Glancing out my kitchen window early this morning, coffee in hand as I kick-started my day, I noticed "the boys" were in our driveway. Over the summer months a flock of 5 to 7 wild male turkeys became "the boys" in our household as they made daily visits and precarious crossings of the fast moving artery on which we live. Out of the corner of my eye I noticed my husband was set to leave for work, it was a great day for his 8-mile commute along Madison's bike paths. Without thinking I warned "be careful when you take your bike out, when "the boys" get confused they run in circles and the last thing we need this morning is a couple of turkeys dashing into our garage!" As we move into our 14th year of marriage my husband has grown accustomed to my dire predictions, yet today he raised his eyebrows just enough to convey "really Melinda, what are the chances?" My standard response "Well, you married a lawyer. I was trained to predict the worst case scenario and plan backwards!" His bike commute started without incident, and no turkey dashed into our garage. But hey, I was ready for them if they did!

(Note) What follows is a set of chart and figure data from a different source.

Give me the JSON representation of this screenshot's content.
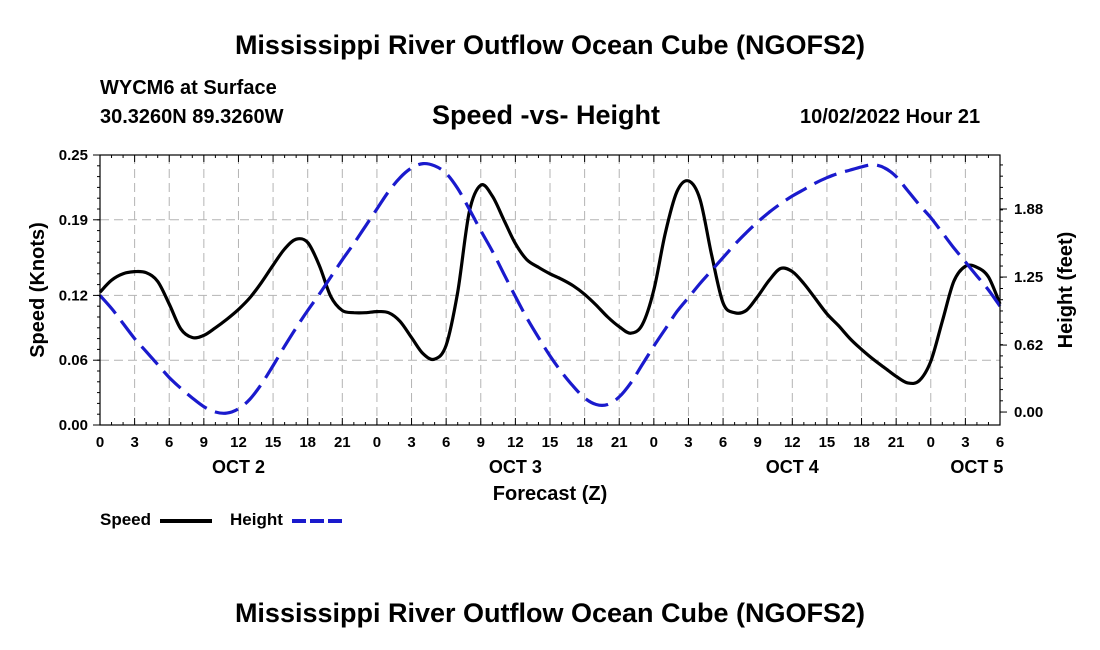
{
  "header": {
    "title": "Mississippi River Outflow Ocean Cube (NGOFS2)",
    "station": "WYCM6 at Surface",
    "coordinates": "30.3260N  89.3260W",
    "datetime": "10/02/2022 Hour 21"
  },
  "footer": {
    "title": "Mississippi River Outflow Ocean Cube (NGOFS2)"
  },
  "chart_data": {
    "type": "line",
    "title": "Speed -vs- Height",
    "xlabel": "Forecast (Z)",
    "ylabel": "Speed (Knots)",
    "y2label": "Height (feet)",
    "x_hours_range": [
      0,
      78
    ],
    "x_tick_labels": [
      "0",
      "3",
      "6",
      "9",
      "12",
      "15",
      "18",
      "21",
      "0",
      "3",
      "6",
      "9",
      "12",
      "15",
      "18",
      "21",
      "0",
      "3",
      "6",
      "9",
      "12",
      "15",
      "18",
      "21",
      "0",
      "3",
      "6"
    ],
    "day_labels": [
      {
        "label": "OCT 2",
        "hour": 12
      },
      {
        "label": "OCT 3",
        "hour": 36
      },
      {
        "label": "OCT 4",
        "hour": 60
      },
      {
        "label": "OCT 5",
        "hour": 76
      }
    ],
    "y_left": {
      "range": [
        0,
        0.25
      ],
      "ticks": [
        0.0,
        0.06,
        0.12,
        0.19,
        0.25
      ],
      "tick_labels": [
        "0.00",
        "0.06",
        "0.12",
        "0.19",
        "0.25"
      ]
    },
    "y_right": {
      "range": [
        -0.12,
        2.38
      ],
      "ticks": [
        0.0,
        0.62,
        1.25,
        1.88
      ],
      "tick_labels": [
        "0.00",
        "0.62",
        "1.25",
        "1.88"
      ]
    },
    "grid": true,
    "legend": {
      "position": "bottom-left",
      "entries": [
        "Speed",
        "Height"
      ]
    },
    "series": [
      {
        "name": "Speed",
        "axis": "left",
        "color": "#000000",
        "dash": "solid",
        "x": [
          0,
          1,
          2,
          3,
          4,
          5,
          6,
          7,
          8,
          9,
          10,
          11,
          12,
          13,
          14,
          15,
          16,
          17,
          18,
          19,
          20,
          21,
          22,
          23,
          24,
          25,
          26,
          27,
          28,
          29,
          30,
          31,
          32,
          33,
          34,
          35,
          36,
          37,
          38,
          39,
          40,
          41,
          42,
          43,
          44,
          45,
          46,
          47,
          48,
          49,
          50,
          51,
          52,
          53,
          54,
          55,
          56,
          57,
          58,
          59,
          60,
          61,
          62,
          63,
          64,
          65,
          66,
          67,
          68,
          69,
          70,
          71,
          72,
          73,
          74,
          75,
          76,
          77,
          78
        ],
        "values": [
          0.123,
          0.134,
          0.14,
          0.142,
          0.141,
          0.133,
          0.112,
          0.089,
          0.081,
          0.083,
          0.09,
          0.098,
          0.107,
          0.118,
          0.132,
          0.148,
          0.163,
          0.172,
          0.169,
          0.148,
          0.119,
          0.106,
          0.104,
          0.104,
          0.105,
          0.104,
          0.096,
          0.081,
          0.066,
          0.061,
          0.074,
          0.123,
          0.197,
          0.222,
          0.212,
          0.19,
          0.168,
          0.153,
          0.146,
          0.14,
          0.135,
          0.129,
          0.121,
          0.111,
          0.1,
          0.091,
          0.085,
          0.093,
          0.125,
          0.178,
          0.216,
          0.226,
          0.209,
          0.158,
          0.113,
          0.104,
          0.106,
          0.119,
          0.134,
          0.145,
          0.142,
          0.131,
          0.117,
          0.103,
          0.092,
          0.08,
          0.07,
          0.061,
          0.053,
          0.045,
          0.039,
          0.041,
          0.059,
          0.096,
          0.133,
          0.147,
          0.146,
          0.137,
          0.112
        ]
      },
      {
        "name": "Height",
        "axis": "right",
        "color": "#1a1acd",
        "dash": "long-dash",
        "x": [
          0,
          1,
          2,
          3,
          4,
          5,
          6,
          7,
          8,
          9,
          10,
          11,
          12,
          13,
          14,
          15,
          16,
          17,
          18,
          19,
          20,
          21,
          22,
          23,
          24,
          25,
          26,
          27,
          28,
          29,
          30,
          31,
          32,
          33,
          34,
          35,
          36,
          37,
          38,
          39,
          40,
          41,
          42,
          43,
          44,
          45,
          46,
          47,
          48,
          49,
          50,
          51,
          52,
          53,
          54,
          55,
          56,
          57,
          58,
          59,
          60,
          61,
          62,
          63,
          64,
          65,
          66,
          67,
          68,
          69,
          70,
          71,
          72,
          73,
          74,
          75,
          76,
          77,
          78
        ],
        "values": [
          1.08,
          0.96,
          0.82,
          0.68,
          0.56,
          0.44,
          0.32,
          0.22,
          0.13,
          0.05,
          0.0,
          -0.01,
          0.03,
          0.12,
          0.26,
          0.43,
          0.61,
          0.78,
          0.94,
          1.09,
          1.25,
          1.41,
          1.56,
          1.72,
          1.88,
          2.04,
          2.17,
          2.26,
          2.3,
          2.28,
          2.21,
          2.07,
          1.88,
          1.68,
          1.49,
          1.28,
          1.07,
          0.87,
          0.69,
          0.52,
          0.37,
          0.24,
          0.13,
          0.07,
          0.07,
          0.14,
          0.27,
          0.44,
          0.61,
          0.77,
          0.93,
          1.06,
          1.19,
          1.31,
          1.43,
          1.55,
          1.66,
          1.76,
          1.85,
          1.93,
          2.0,
          2.06,
          2.12,
          2.17,
          2.21,
          2.24,
          2.27,
          2.29,
          2.26,
          2.18,
          2.05,
          1.92,
          1.8,
          1.66,
          1.52,
          1.39,
          1.26,
          1.13,
          0.98
        ]
      }
    ]
  }
}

At work, worst case scenario thinking is an asset.
Worst-case scenario is a concept in risk management wherein the planner, in planning for potential disasters, considers the most severe possible outcome that can reasonably be projected to occur in a given situation.
As an estate planning and probate attorney I know that no one is immortal. Client meetings start with a discussion what will happen upon the client's death. Then what happens if the client's heir(s) predecease the client. "Hmmm, I never thought of that!" is a common client comment. And that's my job, to think of the scenario they have not. Without a contingency plan (or two) State Statues may be the default distribution method for their estate, and that can be problematic. Do you really want the brother you haven't spoken to in a decade to inherit if you children do not survive you? What would it mean if you sister, who survived a horrible motorcycle accident and is now receiving care through Medicaid, might inherit? It's a way of thinking that clients seek out, and spouses find mildly amusing when a brain envisions a flock of wild turkeys running into our garage.
Thanks for reading. As a reminder a blog is meant to spur thought and discussion, it is not a source of legal advice. Please consult an attorney licensed in your state of residence for legal advice specific to your situation. And beware of urban turkeys!